Русские тексты - стр. 18
Но обратил Кольцов на себя интерес столичных литераторов по чистой случайности: как-то раз начинающий писатель Станкевич полдня не мог доискаться своего слуги; явившись, наконец, к барину, слуга признался, что не было сил оторваться от песен, которые читал в людской какой-то заезжий прасол (торговец скотом). Дело происходило в имении Станкевичей, и барин, от нечего делать, приказал привести к нему прасола, послушал стихи и, пораженный, спросил, чьи «эти русские песни». Торговец скотом простодушно отвечал, что написал их сам.
Такой чистой щемящей нотой можно было привлечь изумленное внимание любого ценителя поэзии.
Какая сила чувства, какая экспрессия, какая динамика; это почерк виртуоза, а виртуоз был малограмотным, учился всего один год в уездном училище, и сочинять стихи начал, ночуя под телегой, в степи, с гуртом, в кромешной мгле.
Тонкий лирик, истинно народный русский поэт, Кольцов прожил короткую, страдальческую жизнь, среди людей грубых, невежественных, видевших в поэзии пустую забаву. Не помогло Кольцову знакомство с Пушкиным, Жуковским, всем цветом русской поэзии: он начал печататься, отец стал сживать его со свету, прогнал из дома; к Кольцову пришла слава, а поэта пожирала чахотка. О необычности образного строя поэта-самородка можно судить хотя бы по строке из стихотворения «Лес» (посвящено памяти А. С. Пушкина):
Доколе жива будет русская речь – будет жива поэзия Кольцова.

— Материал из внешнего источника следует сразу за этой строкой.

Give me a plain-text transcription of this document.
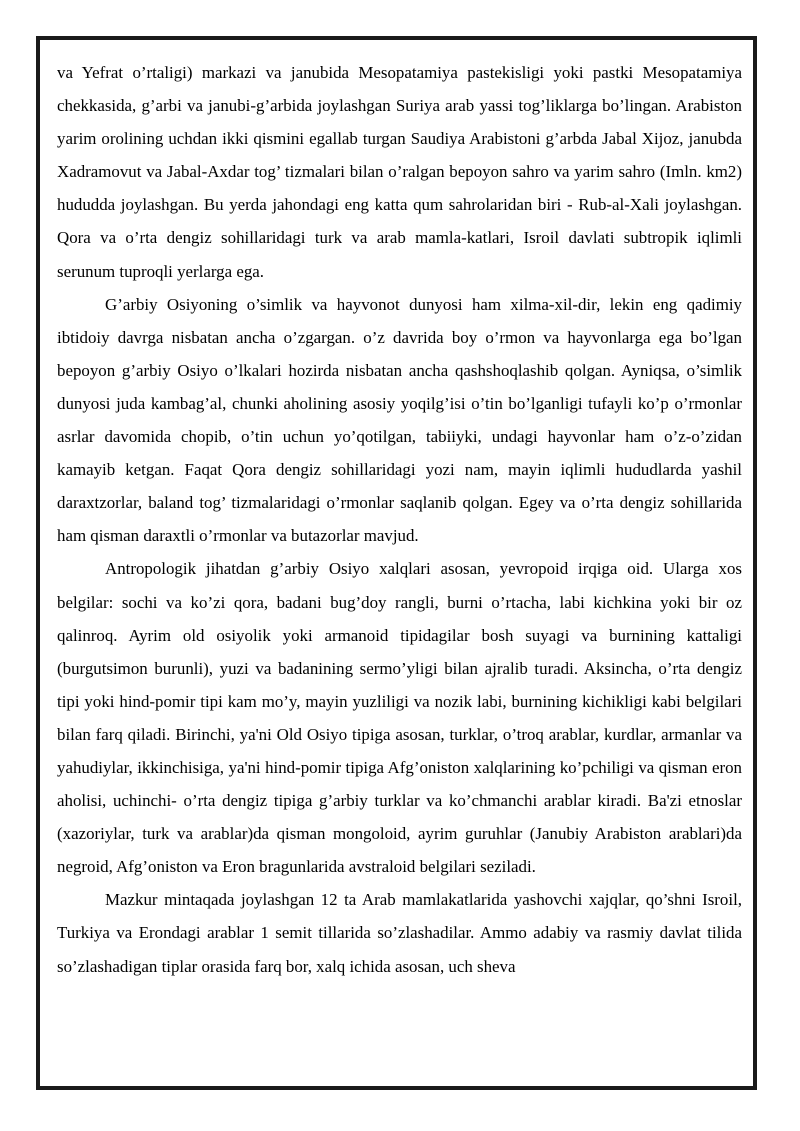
va Yefrat o’rtaligi) markazi va janubida Mesopatamiya pastekisligi yoki pastki Mesopatamiya chekkasida, g’arbi va janubi-g’arbida joylashgan Suriya arab yassi tog’liklarga bo’lingan. Arabiston yarim orolining uchdan ikki qismini egallab turgan Saudiya Arabistoni g’arbda Jabal Xijoz, janubda Xadramovut va Jabal-Axdar tog’ tizmalari bilan o’ralgan bepoyon sahro va yarim sahro (Imln. km2) hududda joylashgan. Bu yerda jahondagi eng katta qum sahrolaridan biri - Rub-al-Xali joylashgan. Qora va o’rta dengiz sohillaridagi turk va arab mamla-katlari, Isroil davlati subtropik iqlimli serunum tuproqli yerlarga ega.

G’arbiy Osiyoning o’simlik va hayvonot dunyosi ham xilma-xil-dir, lekin eng qadimiy ibtidoiy davrga nisbatan ancha o’zgargan. o’z davrida boy o’rmon va hayvonlarga ega bo’lgan bepoyon g’arbiy Osiyo o’lkalari hozirda nisbatan ancha qashshoqlashib qolgan. Ayniqsa, o’simlik dunyosi juda kambag’al, chunki aholining asosiy yoqilg’isi o’tin bo’lganligi tufayli ko’p o’rmonlar asrlar davomida chopib, o’tin uchun yo’qotilgan, tabiiyki, undagi hayvonlar ham o’z-o’zidan kamayib ketgan. Faqat Qora dengiz sohillaridagi yozi nam, mayin iqlimli hududlarda yashil daraxtzorlar, baland tog’ tizmalaridagi o’rmonlar saqlanib qolgan. Egey va o’rta dengiz sohillarida ham qisman daraxtli o’rmonlar va butazorlar mavjud.

Antropologik jihatdan g’arbiy Osiyo xalqlari asosan, yevropoid irqiga oid. Ularga xos belgilar: sochi va ko’zi qora, badani bug’doy rangli, burni o’rtacha, labi kichkina yoki bir oz qalinroq. Ayrim old osiyolik yoki armanoid tipidagilar bosh suyagi va burnining kattaligi (burgutsimon burunli), yuzi va badanining sermo’yligi bilan ajralib turadi. Aksincha, o’rta dengiz tipi yoki hind-pomir tipi kam mo’y, mayin yuzliligi va nozik labi, burnining kichikligi kabi belgilari bilan farq qiladi. Birinchi, ya'ni Old Osiyo tipiga asosan, turklar, o’troq arablar, kurdlar, armanlar va yahudiylar, ikkinchisiga, ya'ni hind-pomir tipiga Afg’oniston xalqlarining ko’pchiligi va qisman eron aholisi, uchinchi- o’rta dengiz tipiga g’arbiy turklar va ko’chmanchi arablar kiradi. Ba'zi etnoslar (xazoriylar, turk va arablar)da qisman mongoloid, ayrim guruhlar (Janubiy Arabiston arablari)da negroid, Afg’oniston va Eron bragunlarida avstraloid belgilari seziladi.

Mazkur mintaqada joylashgan 12 ta Arab mamlakatlarida yashovchi xajqlar, qo’shni Isroil, Turkiya va Erondagi arablar 1 semit tillarida so’zlashadilar. Ammo adabiy va rasmiy davlat tilida so’zlashadigan tiplar orasida farq bor, xalq ichida asosan, uch sheva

«Я около Кольцова, как сокол, закольцован», – стон Мандельштама в воронежской ссылке.
Гоголь Николай Васильевич
В Москве есть три памятника Гоголю – Н. А. Андреева, «от правительства Советского Союза», надгробие на Новодевичьем кладбище, и каждый из них не случаен.
При эксгумации во время перезахоронения из Данилова монастыря Гоголь лежал в гробу на боку. Захоронили живым, впавшим в летаргический сон, или перевернули, поднимая гроб?

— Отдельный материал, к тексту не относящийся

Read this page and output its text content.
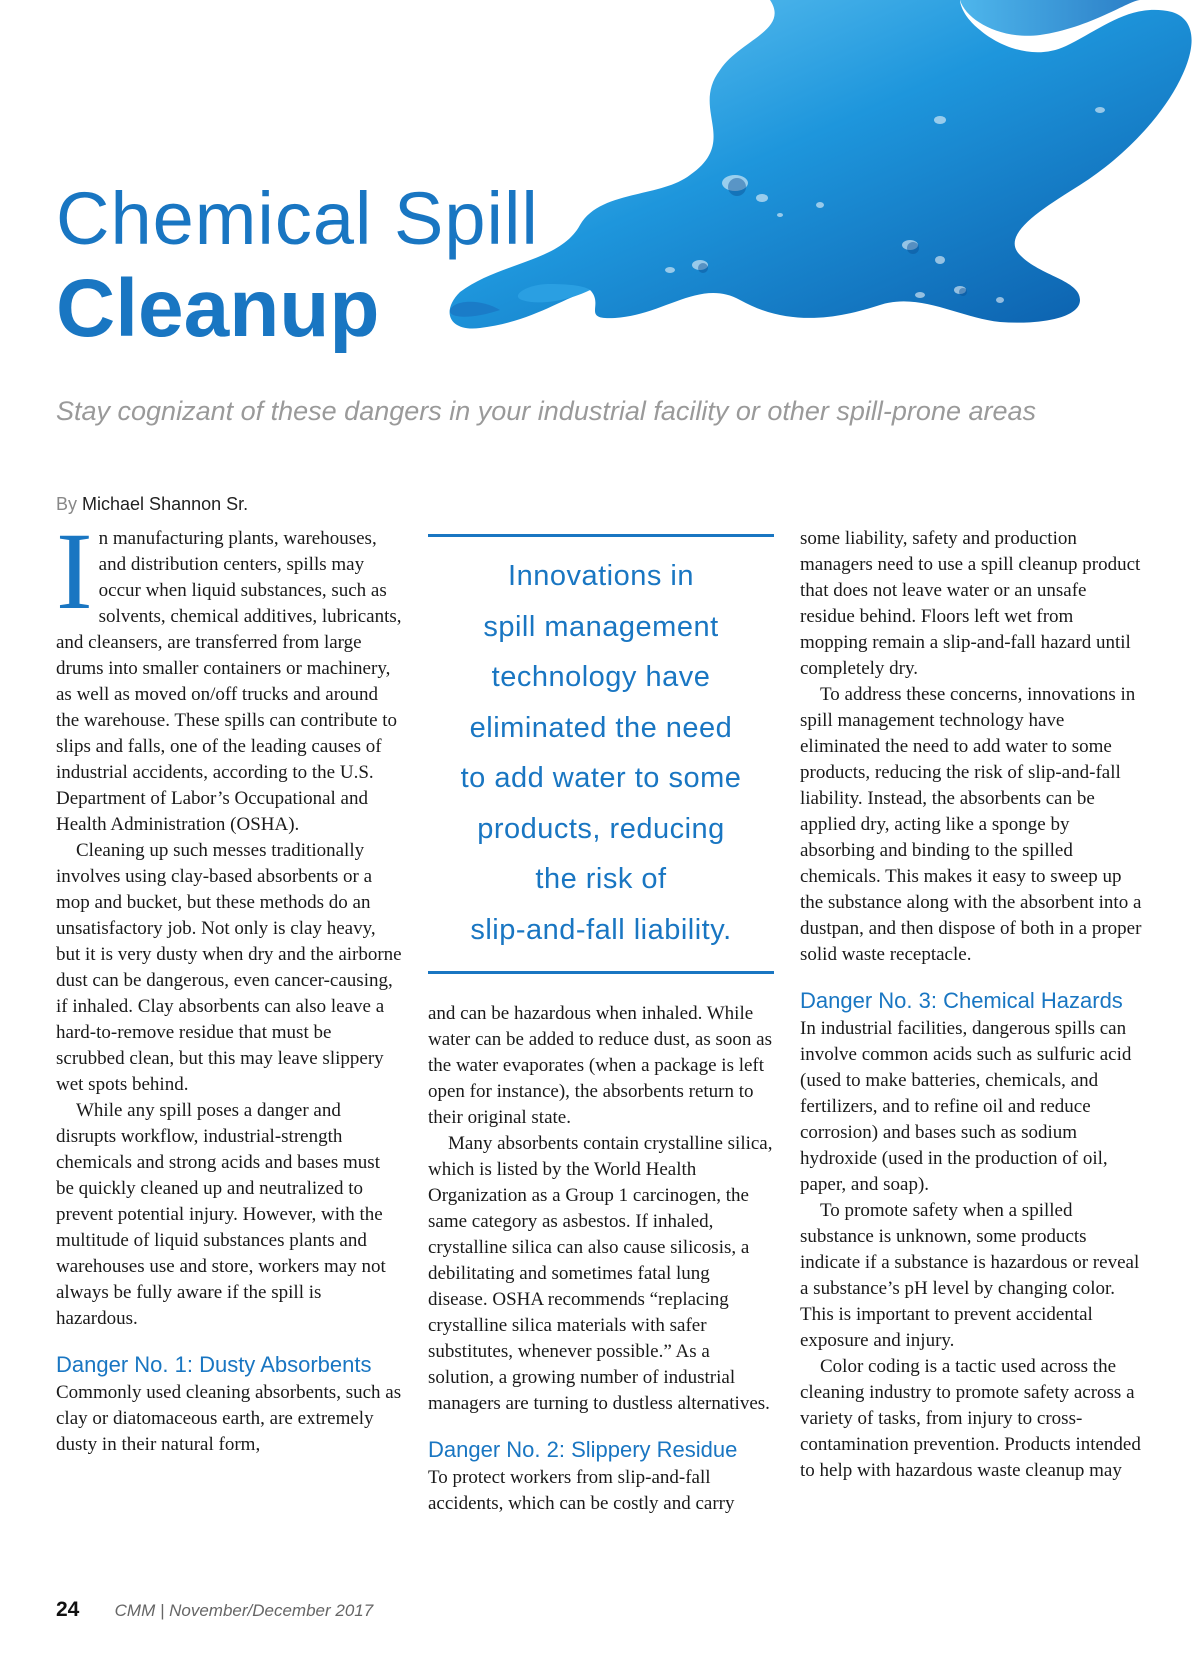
Chemical Spill
Cleanup

Stay cognizant of these dangers in your industrial facility or other spill-prone areas

By Michael Shannon Sr.
I n manufacturing plants, warehouses, and distribution centers, spills may occur when liquid substances, such as solvents, chemical additives, lubricants, and cleansers, are transferred from large drums into smaller containers or machinery, as well as moved on/off trucks and around the warehouse. These spills can contribute to slips and falls, one of the leading causes of industrial accidents, according to the U.S. Department of Labor’s Occupational and Health Administration (OSHA).

Cleaning up such messes traditionally involves using clay-based absorbents or a mop and bucket, but these methods do an unsatisfactory job. Not only is clay heavy, but it is very dusty when dry and the airborne dust can be dangerous, even cancer-causing, if inhaled. Clay absorbents can also leave a hard-to-remove residue that must be scrubbed clean, but this may leave slippery wet spots behind.

While any spill poses a danger and disrupts workflow, industrial-strength chemicals and strong acids and bases must be quickly cleaned up and neutralized to prevent potential injury. However, with the multitude of liquid substances plants and warehouses use and store, workers may not always be fully aware if the spill is hazardous.

Danger No. 1: Dusty Absorbents

Commonly used cleaning absorbents, such as clay or diatomaceous earth, are extremely dusty in their natural form,

Innovations in
spill management
technology have
eliminated the need
to add water to some
products, reducing
the risk of
slip-and-fall liability.

and can be hazardous when inhaled. While water can be added to reduce dust, as soon as the water evaporates (when a package is left open for instance), the absorbents return to their original state.

Many absorbents contain crystalline silica, which is listed by the World Health Organization as a Group 1 carcinogen, the same category as asbestos. If inhaled, crystalline silica can also cause silicosis, a debilitating and sometimes fatal lung disease. OSHA recommends “replacing crystalline silica materials with safer substitutes, whenever possible.” As a solution, a growing number of industrial managers are turning to dustless alternatives.

Danger No. 2: Slippery Residue

To protect workers from slip-and-fall accidents, which can be costly and carry

some liability, safety and production managers need to use a spill cleanup product that does not leave water or an unsafe residue behind. Floors left wet from mopping remain a slip-and-fall hazard until completely dry.

To address these concerns, innovations in spill management technology have eliminated the need to add water to some products, reducing the risk of slip-and-fall liability. Instead, the absorbents can be applied dry, acting like a sponge by absorbing and binding to the spilled chemicals. This makes it easy to sweep up the substance along with the absorbent into a dustpan, and then dispose of both in a proper solid waste receptacle.

Danger No. 3: Chemical Hazards

In industrial facilities, dangerous spills can involve common acids such as sulfuric acid (used to make batteries, chemicals, and fertilizers, and to refine oil and reduce corrosion) and bases such as sodium hydroxide (used in the production of oil, paper, and soap).

To promote safety when a spilled substance is unknown, some products indicate if a substance is hazardous or reveal a substance’s pH level by changing color. This is important to prevent accidental exposure and injury.

Color coding is a tactic used across the cleaning industry to promote safety across a variety of tasks, from injury to cross-contamination prevention. Products intended to help with hazardous waste cleanup may

24 CMM | November/December 2017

Розанов намекал, что Гоголь – черт.
Чертовщина Гоголя неразрешима: ни Манилова, ни моста через пруд, ни Коробочки, ни уж, конечно, сапожника, который «хоть бы в рот хмельного», ни, тем паче, Ноздрева в реальной жизни быть не может, потому что не может быть никогда. А они есть! Приходилось лично знавать многих, а уж Ноздревых на Руси, что маньяков в Америке, пруд пруди.
Страшный, будто памятник работы Андреева, он, затюканный ничтожным попом, ржевским протоиереем Максимом Константиновским, напуганный смертью жены Хомякова, близкого ему человека, сидел и смотрел, как сгорают тетради второго тома «Мертвых душ». А вокруг него неслись в веселом хороводе и жалобно выли Вий и Городничий, Хлестаков и Дама приятная во всех отношениях, Ноздрев в обнимку с губернаторской дочкой и Подколесин с Кочкаревым…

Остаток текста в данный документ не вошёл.